I could barely speak, I was so upset, and through the whole journey all he did was try to comfort me. He told me stupid things to try and make me laugh, he put on some cheesy eighties music to make me laugh, but I could barely give him a smile. My entire world was turned upside down and I felt that horrible urge to cut again.

"You got a knife?" I asked, "Something sharp?"

"Megan Isles, don't you dare." He snapped, "We got through that together once before. You're not stupid enough to fall back into that trap over a boy who isn't worth the shit off your shoe, you understand? Don't you dare cut or you'll have me to answer to."

He pulled over to the side of the road and looked scarily angry as he unbuttoned his sleeves and pulled them back, showing his scars before grabbing my wrists and turning them up where my scars were on show.

"We are not going back there again. Ever." He said, ignoring my fresh tears and sobs, "Look at them, Megan! Right now!"

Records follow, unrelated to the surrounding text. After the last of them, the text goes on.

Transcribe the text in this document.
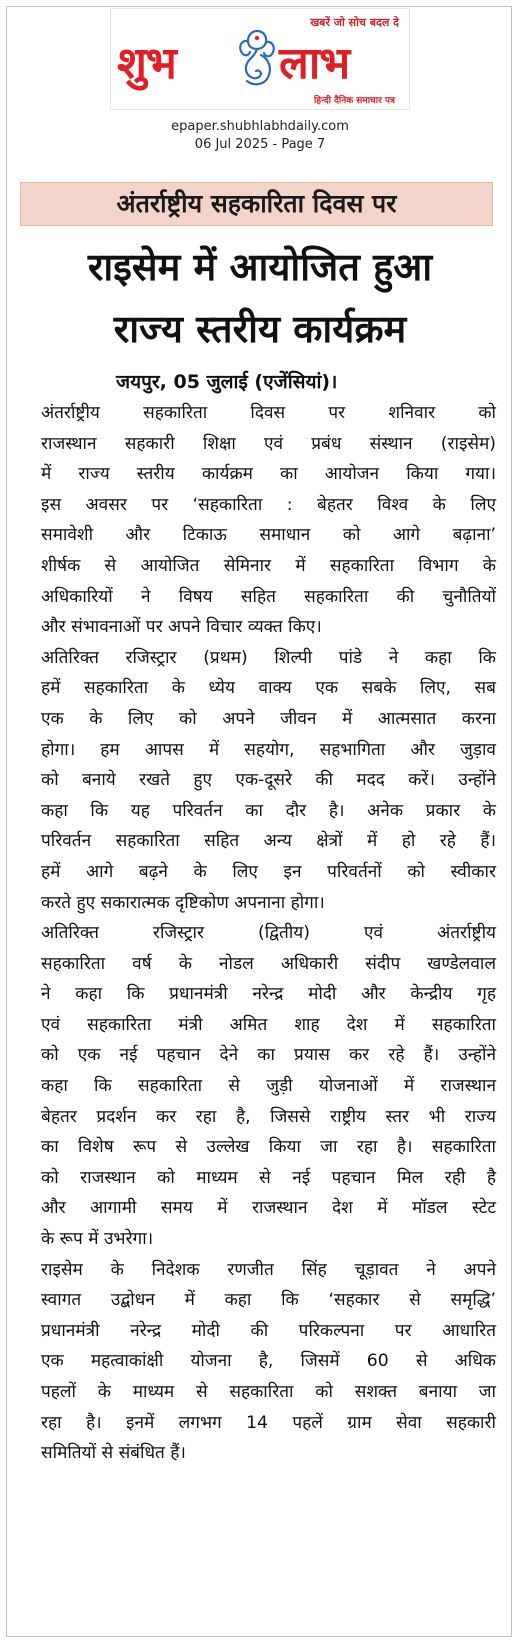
खबरें जो सोच बदल दे
शुभ लाभ
हिन्दी दैनिक समाचार पत्र
epaper.shubhlabhdaily.com
06 Jul 2025 - Page 7
अंतर्राष्ट्रीय सहकारिता दिवस पर
राइसेम में आयोजित हुआ
राज्य स्तरीय कार्यक्रम
जयपुर, 05 जुलाई (एजेंसियां)।

अंतर्राष्ट्रीय सहकारिता दिवस पर शनिवार को
राजस्थान सहकारी शिक्षा एवं प्रबंध संस्थान (राइसेम)
में राज्य स्तरीय कार्यक्रम का आयोजन किया गया।
इस अवसर पर ‘सहकारिता : बेहतर विश्व के लिए
समावेशी और टिकाऊ समाधान को आगे बढ़ाना’
शीर्षक से आयोजित सेमिनार में सहकारिता विभाग के
अधिकारियों ने विषय सहित सहकारिता की चुनौतियों
और संभावनाओं पर अपने विचार व्यक्त किए।

अतिरिक्त रजिस्ट्रार (प्रथम) शिल्पी पांडे ने कहा कि
हमें सहकारिता के ध्येय वाक्य एक सबके लिए, सब
एक के लिए को अपने जीवन में आत्मसात करना
होगा। हम आपस में सहयोग, सहभागिता और जुड़ाव
को बनाये रखते हुए एक-दूसरे की मदद करें। उन्होंने
कहा कि यह परिवर्तन का दौर है। अनेक प्रकार के
परिवर्तन सहकारिता सहित अन्य क्षेत्रों में हो रहे हैं।
हमें आगे बढ़ने के लिए इन परिवर्तनों को स्वीकार
करते हुए सकारात्मक दृष्टिकोण अपनाना होगा।

अतिरिक्त रजिस्ट्रार (द्वितीय) एवं अंतर्राष्ट्रीय
सहकारिता वर्ष के नोडल अधिकारी संदीप खण्डेलवाल
ने कहा कि प्रधानमंत्री नरेन्द्र मोदी और केन्द्रीय गृह
एवं सहकारिता मंत्री अमित शाह देश में सहकारिता
को एक नई पहचान देने का प्रयास कर रहे हैं। उन्होंने
कहा कि सहकारिता से जुड़ी योजनाओं में राजस्थान
बेहतर प्रदर्शन कर रहा है, जिससे राष्ट्रीय स्तर भी राज्य
का विशेष रूप से उल्लेख किया जा रहा है। सहकारिता
को राजस्थान को माध्यम से नई पहचान मिल रही है
और आगामी समय में राजस्थान देश में मॉडल स्टेट
के रूप में उभरेगा।

राइसेम के निदेशक रणजीत सिंह चूड़ावत ने अपने
स्वागत उद्बोधन में कहा कि ‘सहकार से समृद्धि’
प्रधानमंत्री नरेन्द्र मोदी की परिकल्पना पर आधारित
एक महत्वाकांक्षी योजना है, जिसमें 60 से अधिक
पहलों के माध्यम से सहकारिता को सशक्त बनाया जा
रहा है। इनमें लगभग 14 पहलें ग्राम सेवा सहकारी
समितियों से संबंधित हैं।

I did. I looked down at the marks and just broke down all over again, and the next thing I knew, Crowley was unbuckling his seatbelt, then he reached over to unfasten mine before he just pulled me into his arms and held me.

"You're worth ten million of that bastard." He said, stroking my hair and hushing me before he began to rock me back and forth, kissing my head just as he used to, "Let it all out, I'm right here."

We stayed there for a while, just cuddling while I cried my heart out into his shoulder. And as I looked up at him, he pressed a soft kiss to my lips, telling me his was right there for me if I needed him to be. We could do that. Kiss one another's lips and it meant nothing romantic, not anymore. He was so reassuring to me because he was the only one who understood me properly, apart from Dean who I assumed had understood me.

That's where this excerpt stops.